Research Article: Relative permeability for water and gas through fractures in cement

Date Published: January 23, 2019

Publisher: Public Library of Science

Author(s): Kenton A. Rod, Wooyong Um, Sean M. Colby, Mark L. Rockhold, Christopher E. Strickland, Sangsoo Han, Andrew P. Kuprat, Zhenhua Chai.


Relative permeability is an important attribute influencing subsurface multiphase flow. Characterization of relative permeability is necessary to support activities such as carbon sequestration, geothermal energy production, and oil and gas exploration. Previous research efforts have largely neglected the relative permeability of wellbore cement used to seal well bores where risks of leak are significant. Therefore this study was performed to evaluate fracturing on permeability and relative permeability of wellbore cement. Studies of relative permeability of water and air were conducted using ordinary Portland cement paste cylinders having fracture networks that exhibited a range of permeability values. The measured relative permeability was compared with three models, 1) Corey-curve, often used for modeling relative permeability in porous media, 2) X-curve, commonly used to represent relative permeability of fractures, and 3) Burdine model based on fitting the Brooks-Corey function to fracture saturation-pressure data inferred from x-ray computed tomography (XCT) derived aperture distribution results. Experimentally-determined aqueous relative permeability was best described by the Burdine model. Though water phase tended to follow the Corey-curve for the simple fracture system while air relative permeability was best described by the X-curve.

Partial Text

Relative permeability measurements are critical to understanding multiphase flow (e.g. gas and water) in subsurface environments where well drilling for operations such as deep carbon dioxide storage or geothermal energy production are employed [1–3]. Typically research on relative permeability has focused on natural sediment or rock, including fractured rock where fracturing occurs from subsurface geomechanical processes. However, cement used in the wellbore annulus is also subject to the same environmental stresses that result in fracturing of rock. Therefore, consideration of the effects of fracturing on the permeability and relative permeability of wellbore cement is also needed.

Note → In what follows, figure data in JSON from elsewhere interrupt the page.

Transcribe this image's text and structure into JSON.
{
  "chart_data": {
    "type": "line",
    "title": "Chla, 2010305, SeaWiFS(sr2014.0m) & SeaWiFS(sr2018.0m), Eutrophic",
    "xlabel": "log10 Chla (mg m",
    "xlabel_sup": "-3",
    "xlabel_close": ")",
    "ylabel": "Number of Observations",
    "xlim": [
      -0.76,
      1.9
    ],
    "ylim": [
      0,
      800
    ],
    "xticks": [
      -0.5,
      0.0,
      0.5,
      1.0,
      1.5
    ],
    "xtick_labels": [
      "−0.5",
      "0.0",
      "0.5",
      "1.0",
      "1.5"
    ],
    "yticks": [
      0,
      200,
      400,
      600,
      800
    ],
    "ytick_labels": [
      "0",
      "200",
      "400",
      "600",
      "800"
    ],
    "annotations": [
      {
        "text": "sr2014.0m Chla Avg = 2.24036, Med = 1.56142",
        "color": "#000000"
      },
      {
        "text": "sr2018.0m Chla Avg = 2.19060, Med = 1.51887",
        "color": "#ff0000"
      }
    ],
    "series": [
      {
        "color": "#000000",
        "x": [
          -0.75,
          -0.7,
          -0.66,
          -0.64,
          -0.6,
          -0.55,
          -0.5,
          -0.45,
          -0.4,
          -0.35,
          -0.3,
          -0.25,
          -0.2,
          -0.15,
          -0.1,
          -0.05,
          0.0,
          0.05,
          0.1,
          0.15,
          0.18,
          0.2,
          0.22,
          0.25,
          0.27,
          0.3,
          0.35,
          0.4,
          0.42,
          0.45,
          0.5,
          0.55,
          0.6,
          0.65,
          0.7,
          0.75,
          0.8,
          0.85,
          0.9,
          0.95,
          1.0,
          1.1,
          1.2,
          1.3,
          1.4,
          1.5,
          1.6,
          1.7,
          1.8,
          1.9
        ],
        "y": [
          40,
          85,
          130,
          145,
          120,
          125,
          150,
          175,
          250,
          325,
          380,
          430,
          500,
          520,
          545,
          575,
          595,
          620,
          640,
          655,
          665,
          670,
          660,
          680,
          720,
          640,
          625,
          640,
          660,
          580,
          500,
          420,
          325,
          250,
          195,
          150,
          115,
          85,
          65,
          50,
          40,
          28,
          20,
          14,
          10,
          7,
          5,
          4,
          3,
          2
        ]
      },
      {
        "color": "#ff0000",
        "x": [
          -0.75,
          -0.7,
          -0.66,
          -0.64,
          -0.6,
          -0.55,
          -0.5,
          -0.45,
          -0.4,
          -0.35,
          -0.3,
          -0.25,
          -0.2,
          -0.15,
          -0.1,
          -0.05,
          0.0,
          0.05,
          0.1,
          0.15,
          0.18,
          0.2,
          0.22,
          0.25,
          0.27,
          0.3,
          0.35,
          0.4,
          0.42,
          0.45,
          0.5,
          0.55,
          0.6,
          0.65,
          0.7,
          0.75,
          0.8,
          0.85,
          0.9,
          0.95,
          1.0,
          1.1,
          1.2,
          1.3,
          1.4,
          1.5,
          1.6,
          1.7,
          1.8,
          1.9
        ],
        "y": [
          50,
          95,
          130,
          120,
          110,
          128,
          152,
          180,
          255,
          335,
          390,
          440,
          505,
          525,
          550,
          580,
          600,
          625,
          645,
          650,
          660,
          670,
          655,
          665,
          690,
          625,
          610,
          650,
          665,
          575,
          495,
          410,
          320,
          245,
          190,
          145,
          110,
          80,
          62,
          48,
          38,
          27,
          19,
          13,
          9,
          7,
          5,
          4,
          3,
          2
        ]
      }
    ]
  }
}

Experimental data on permeability and relative permeability of water and gas in fractured cement paste cylinders indicate that the most appropriate relative permeability model depends on the saturation state of the materials, and on the characteristics of the fracture network. In both simple and multiple fractured cement samples the Burdine model provided the closest correspondence to experimentally determined relative permeabilities, followed by the Corey-curve. The X-curve better described the relative permeability of the gas phase. If water pressure is maintained and gas pressure is reduced such that the phase interference is minimized, the relative permeability of water will more closely follow the X-curve. At greater than 80% water saturation, the interference of the gas phase on water permeability is reduced and water can easily permeate the fractures. The result is that a fracture when less than fully saturated, can have water relative permeability at maximum. This suggests that more water can be transmitted under these higher water saturation conditions than predicted by the models unless trapped air is accounted for in the calculations. Use of the aperture distribution for computing fracture saturation-pressure and relative permeability relations appears to yield some nominal improvement in correspondence between experimentally-determined and model generated relative permeability results for water.